金融政策決定会合とは、その名の通り、金融政策を決める会合で、年に8回、概ね1カ月半毎に開催され、今年は1月下旬、3月中旬、今回、6月中旬、7月下旬、9月中旬、10月下旬、12月中旬に予定されている。前回(3月18~19日)も据え置きだったが、前々回(1月23~24日)は昨年7月下旬以来となる利上げを実施、政策金利とする無担保コール翌日物金利の目標水準を0.25%から0.5%へ引き上げた。
今回は政策金利を0.5%で据え置いたわけだが、これは大方の予想通りであった。その理由は、「トランプ関税の影響で市場が混乱しているため」というわけではなく、ただ利上げを急ぐ理由がないからである。
第一に、インフレが加速する恐れがあまりない。そう言うと、コメを含めた食料品価格もガソリン代も上がっているのに、という疑問を持たれる向きもあろうが、日銀は金融政策を決める上でこれらの価格を対象としていない。
なぜなら、食料品の多く、そしてガソリンの原料である原油はほぼ全てが輸入であり、海外の相場は国内の金融政策では如何ともし難いためである。
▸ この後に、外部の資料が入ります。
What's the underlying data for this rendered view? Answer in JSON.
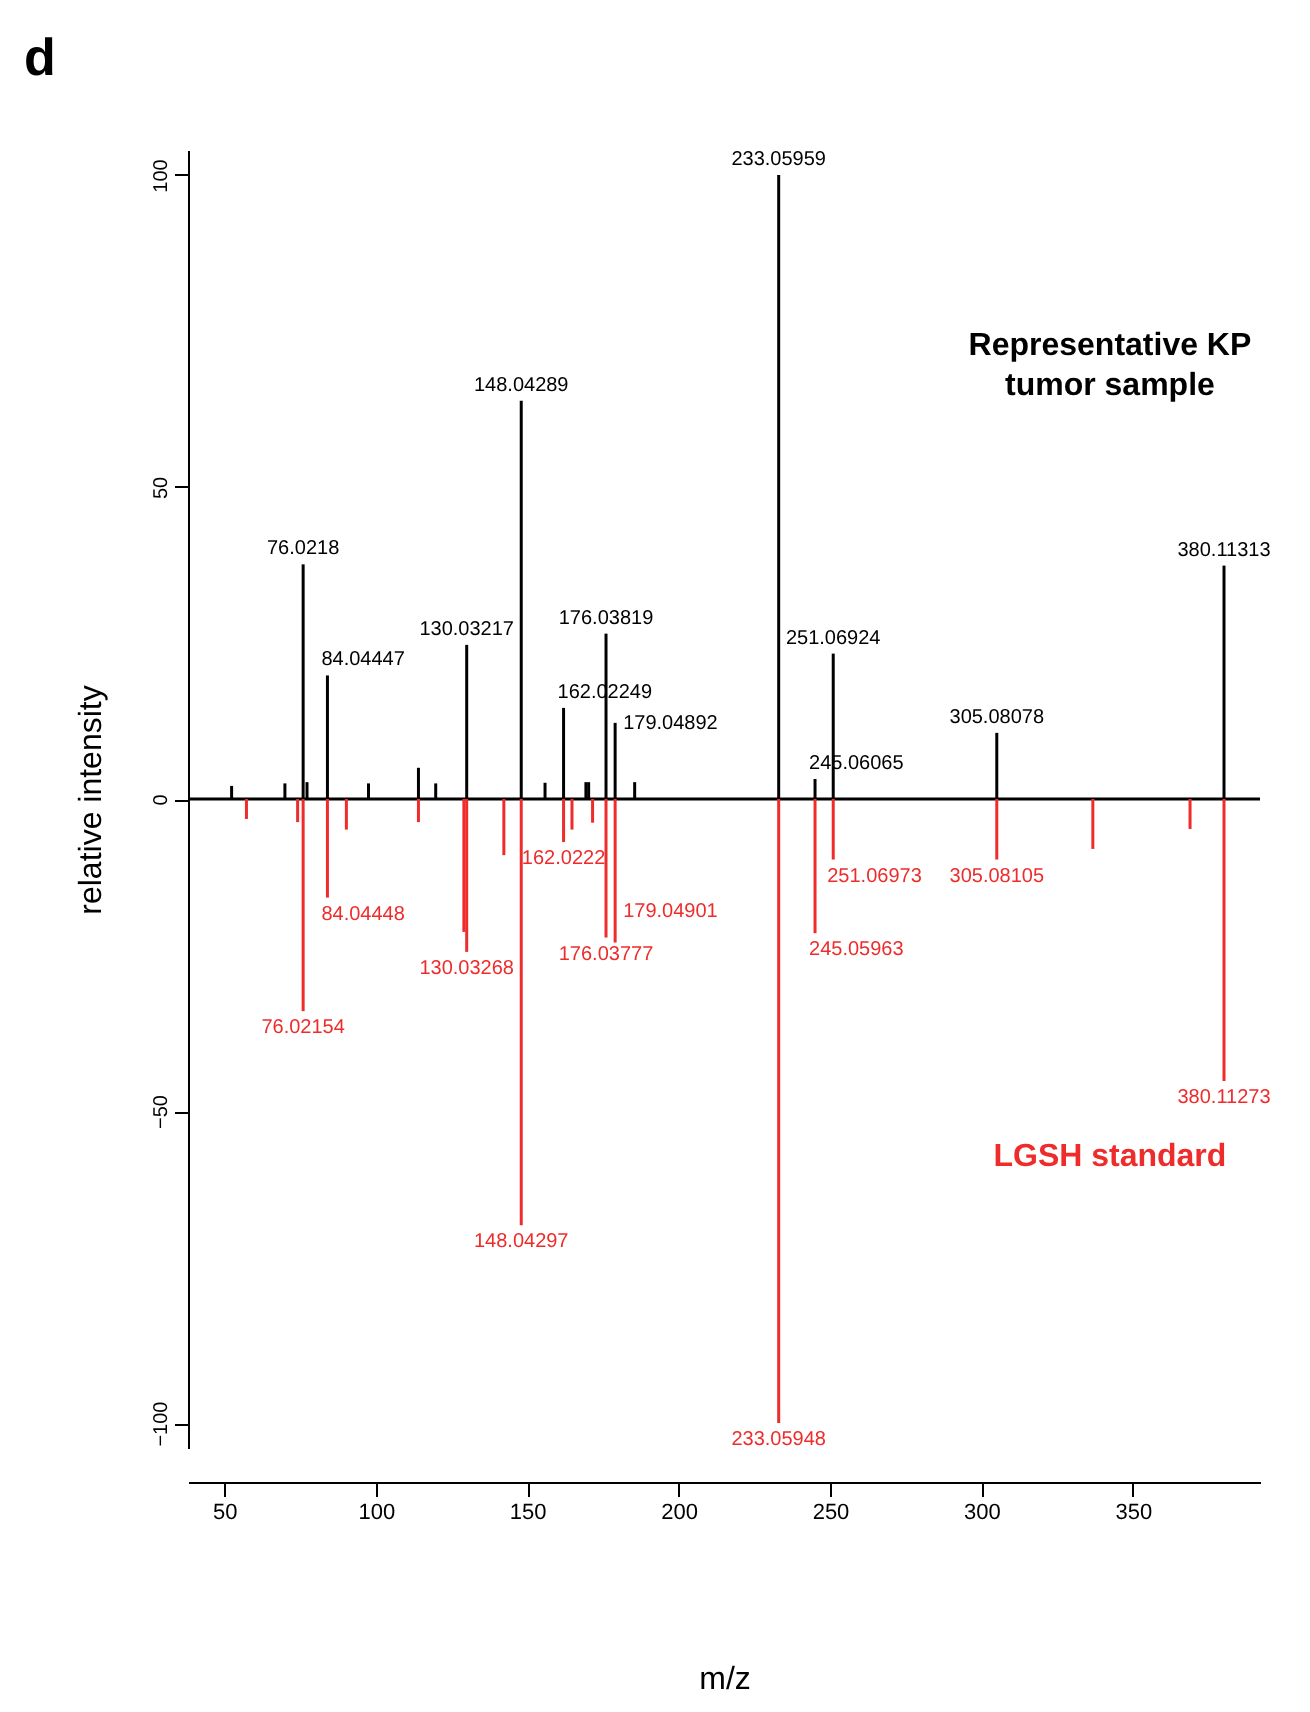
{
  "chart_data": {
    "type": "bar",
    "title": "d",
    "xlabel": "m/z",
    "ylabel": "relative intensity",
    "xlim": [
      38,
      392
    ],
    "xticks": [
      50,
      100,
      150,
      200,
      250,
      300,
      350
    ],
    "ylim": [
      -104,
      104
    ],
    "yticks": [
      -100,
      -50,
      0,
      50,
      100
    ],
    "ref_lines": [
      {
        "axis": "y",
        "value": 0,
        "color": "#000000"
      }
    ],
    "series": [
      {
        "name": "Representative KP tumor sample",
        "color": "#000000",
        "x": [
          52.4,
          70,
          76.0218,
          77.3,
          84.04447,
          97.6,
          114.1,
          119.8,
          130.03217,
          148.04289,
          155.9,
          162.02249,
          169.4,
          170.3,
          176.03819,
          179.04892,
          185.5,
          233.05959,
          245.06065,
          251.06924,
          305.08078,
          380.11313
        ],
        "values": [
          2.1,
          2.5,
          37.6,
          2.7,
          19.8,
          2.5,
          5,
          2.5,
          24.7,
          63.8,
          2.6,
          14.6,
          2.7,
          2.7,
          26.5,
          12.2,
          2.7,
          100,
          3.2,
          23.3,
          10.6,
          37.4
        ]
      },
      {
        "name": "LGSH standard",
        "color": "#ee2c2c",
        "x": [
          57.3,
          74.2,
          76.02154,
          84.04448,
          90.3,
          114.1,
          129.1,
          130.03268,
          142.3,
          148.04297,
          162.0222,
          164.8,
          171.6,
          176.03777,
          179.04901,
          233.05948,
          245.05963,
          251.06973,
          305.08105,
          336.8,
          368.9,
          380.11273
        ],
        "values": [
          -3.2,
          -3.7,
          -34,
          -15.8,
          -4.9,
          -3.7,
          -21.3,
          -24.5,
          -9,
          -68.3,
          -6.9,
          -4.9,
          -3.8,
          -22.2,
          -23,
          -100,
          -21.5,
          -9.7,
          -9.7,
          -8,
          -4.8,
          -45.2
        ]
      }
    ],
    "annotations": [
      {
        "text": "76.0218",
        "x": 76.0218,
        "y": 37.6
      },
      {
        "text": "84.04447",
        "x": 84.04447,
        "y": 19.8
      },
      {
        "text": "130.03217",
        "x": 130.03217,
        "y": 24.7
      },
      {
        "text": "148.04289",
        "x": 148.04289,
        "y": 63.8
      },
      {
        "text": "162.02249",
        "x": 162.02249,
        "y": 14.6
      },
      {
        "text": "176.03819",
        "x": 176.03819,
        "y": 26.5
      },
      {
        "text": "179.04892",
        "x": 179.04892,
        "y": 12.2
      },
      {
        "text": "233.05959",
        "x": 233.05959,
        "y": 100
      },
      {
        "text": "245.06065",
        "x": 245.06065,
        "y": 3.2
      },
      {
        "text": "251.06924",
        "x": 251.06924,
        "y": 23.3
      },
      {
        "text": "305.08078",
        "x": 305.08078,
        "y": 10.6
      },
      {
        "text": "380.11313",
        "x": 380.11313,
        "y": 37.4
      },
      {
        "text": "76.02154",
        "x": 76.02154,
        "y": -34
      },
      {
        "text": "84.04448",
        "x": 84.04448,
        "y": -15.8
      },
      {
        "text": "130.03268",
        "x": 130.03268,
        "y": -24.5
      },
      {
        "text": "148.04297",
        "x": 148.04297,
        "y": -68.3
      },
      {
        "text": "162.0222",
        "x": 162.0222,
        "y": -6.9
      },
      {
        "text": "176.03777",
        "x": 176.03777,
        "y": -22.2
      },
      {
        "text": "179.04901",
        "x": 179.04901,
        "y": -23
      },
      {
        "text": "233.05948",
        "x": 233.05948,
        "y": -100
      },
      {
        "text": "245.05963",
        "x": 245.05963,
        "y": -21.5
      },
      {
        "text": "251.06973",
        "x": 251.06973,
        "y": -9.7
      },
      {
        "text": "305.08105",
        "x": 305.08105,
        "y": -9.7
      },
      {
        "text": "380.11273",
        "x": 380.11273,
        "y": -45.2
      }
    ]
  }
}
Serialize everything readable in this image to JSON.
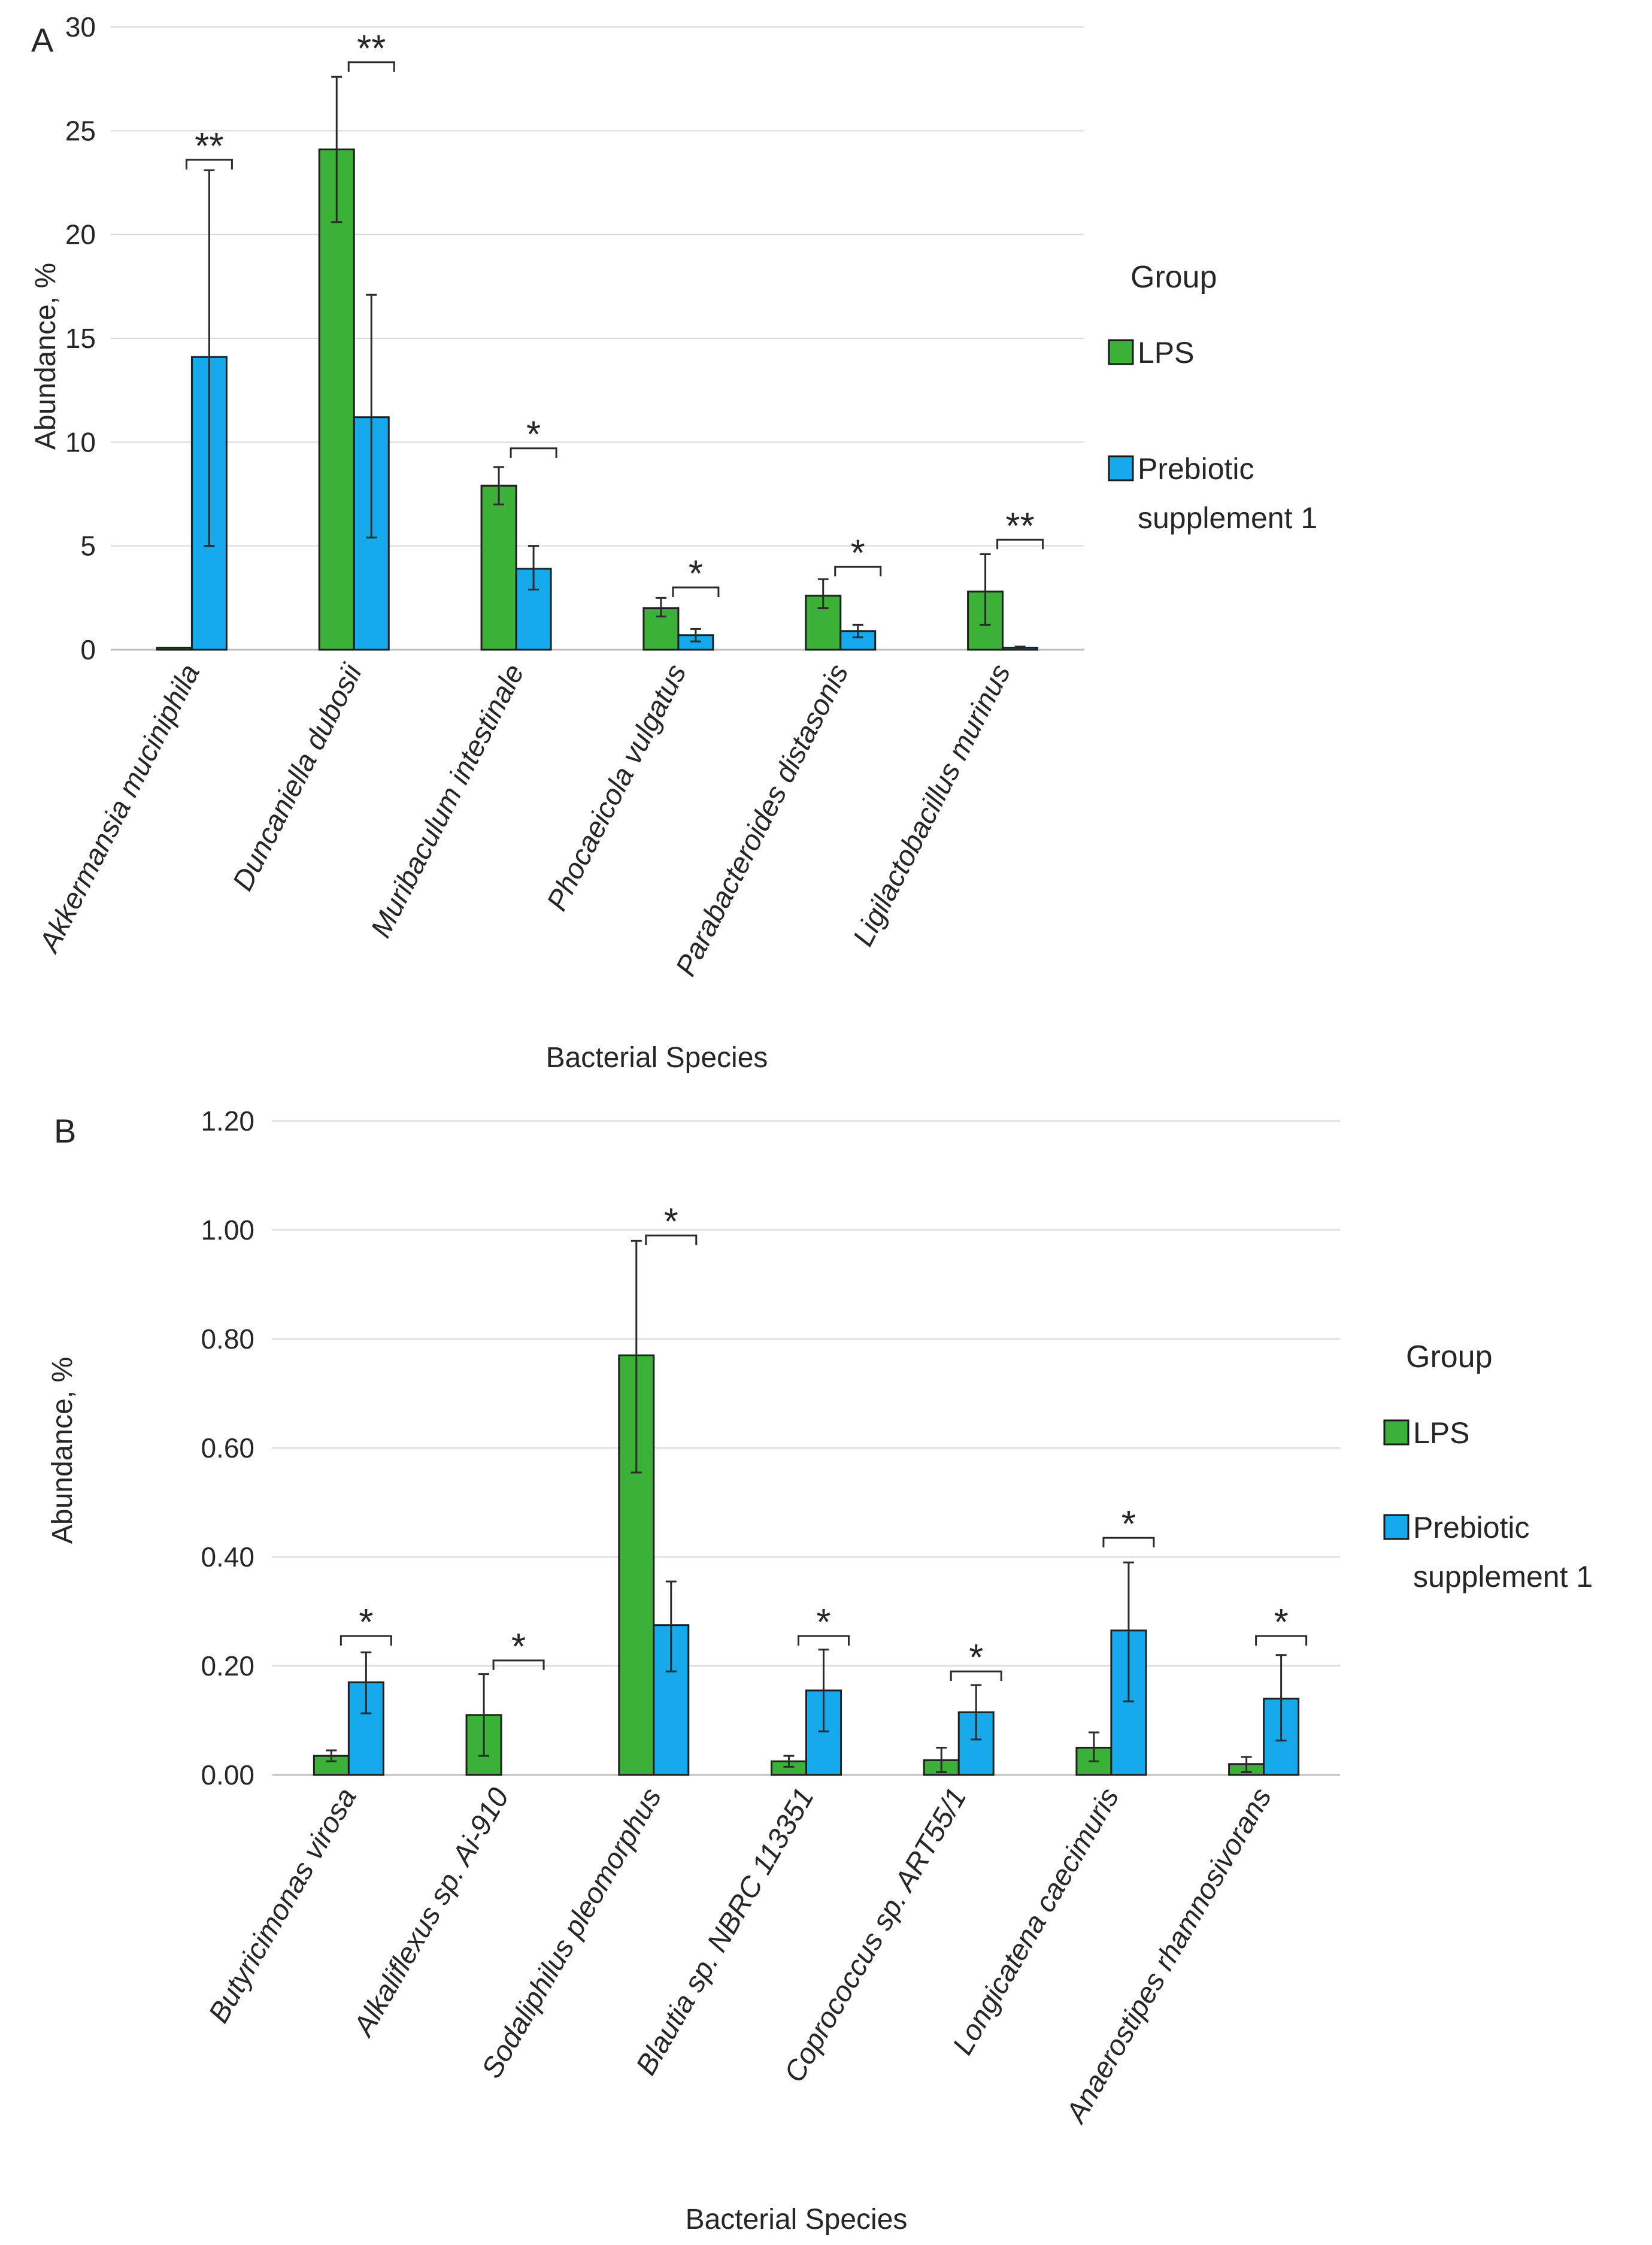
{
  "colors": {
    "lps": "#3cb138",
    "prebiotic": "#16a9ec",
    "grid": "#d9d9d9",
    "axis": "#bfbfbf",
    "text": "#262626",
    "error": "#2b2b2b"
  },
  "chart_data": [
    {
      "panel": "A",
      "type": "bar",
      "xlabel": "Bacterial Species",
      "ylabel": "Abundance, %",
      "ylim": [
        0,
        30
      ],
      "yticks": [
        0,
        5,
        10,
        15,
        20,
        25,
        30
      ],
      "ytick_labels": [
        "0",
        "5",
        "10",
        "15",
        "20",
        "25",
        "30"
      ],
      "legend": {
        "title": "Group",
        "position": "right",
        "entries": [
          "LPS",
          "Prebiotic supplement 1"
        ]
      },
      "categories": [
        "Akkermansia muciniphila",
        "Duncaniella dubosii",
        "Muribaculum intestinale",
        "Phocaeicola vulgatus",
        "Parabacteroides distasonis",
        "Ligilactobacillus murinus"
      ],
      "series": [
        {
          "name": "LPS",
          "values": [
            0.1,
            24.1,
            7.9,
            2.0,
            2.6,
            2.8
          ],
          "err_low": [
            0.1,
            20.6,
            7.0,
            1.6,
            2.0,
            1.2
          ],
          "err_high": [
            0.1,
            27.6,
            8.8,
            2.5,
            3.4,
            4.6
          ]
        },
        {
          "name": "Prebiotic supplement 1",
          "values": [
            14.1,
            11.2,
            3.9,
            0.7,
            0.9,
            0.1
          ],
          "err_low": [
            5.0,
            5.4,
            2.9,
            0.4,
            0.6,
            0.05
          ],
          "err_high": [
            23.1,
            17.1,
            5.0,
            1.0,
            1.2,
            0.15
          ]
        }
      ],
      "significance": [
        "**",
        "**",
        "*",
        "*",
        "*",
        "**"
      ],
      "bracket_y": [
        23.6,
        28.3,
        9.7,
        3.0,
        4.0,
        5.3
      ]
    },
    {
      "panel": "B",
      "type": "bar",
      "xlabel": "Bacterial Species",
      "ylabel": "Abundance, %",
      "ylim": [
        0,
        1.2
      ],
      "yticks": [
        0,
        0.2,
        0.4,
        0.6,
        0.8,
        1.0,
        1.2
      ],
      "ytick_labels": [
        "0.00",
        "0.20",
        "0.40",
        "0.60",
        "0.80",
        "1.00",
        "1.20"
      ],
      "legend": {
        "title": "Group",
        "position": "right",
        "entries": [
          "LPS",
          "Prebiotic supplement 1"
        ]
      },
      "categories": [
        "Butyricimonas virosa",
        "Alkaliflexus sp. Ai-910",
        "Sodaliphilus pleomorphus",
        "Blautia sp. NBRC 113351",
        "Coprococcus sp. ART55/1",
        "Longicatena caecimuris",
        "Anaerostipes rhamnosivorans"
      ],
      "series": [
        {
          "name": "LPS",
          "values": [
            0.035,
            0.11,
            0.77,
            0.025,
            0.027,
            0.05,
            0.02
          ],
          "err_low": [
            0.025,
            0.035,
            0.555,
            0.015,
            0.005,
            0.025,
            0.005
          ],
          "err_high": [
            0.045,
            0.185,
            0.98,
            0.035,
            0.05,
            0.078,
            0.033
          ]
        },
        {
          "name": "Prebiotic supplement 1",
          "values": [
            0.17,
            0,
            0.275,
            0.155,
            0.115,
            0.265,
            0.14
          ],
          "err_low": [
            0.113,
            0,
            0.19,
            0.08,
            0.065,
            0.135,
            0.063
          ],
          "err_high": [
            0.225,
            0,
            0.355,
            0.23,
            0.165,
            0.39,
            0.22
          ]
        }
      ],
      "significance": [
        "*",
        "*",
        "*",
        "*",
        "*",
        "*",
        "*"
      ],
      "bracket_y": [
        0.255,
        0.21,
        0.99,
        0.255,
        0.19,
        0.435,
        0.255
      ]
    }
  ]
}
さらに言えば、コメを含めた食料品は天候に左右されるが、これも日銀の手の及ばないところである。
消費者物価は依然として2%を上回る
では、金融政策の判断材料となる物価とは何なのか。まずは、代表的なインフレ指標である「消費者物価指数(CPI)」が挙げられるが、その中だけでも3つの重要指標がある。1つは食料品やガソリンなどのエネルギーも含めた全体を示す「総合」、もう1つは天候に左右されやすい生鮮食品を除いた「コア(生鮮食品を除く総合)」、最後の1つは、コアからエネルギーも除いた「コアコア(生鮮食品・エネルギーを除く総合)」である。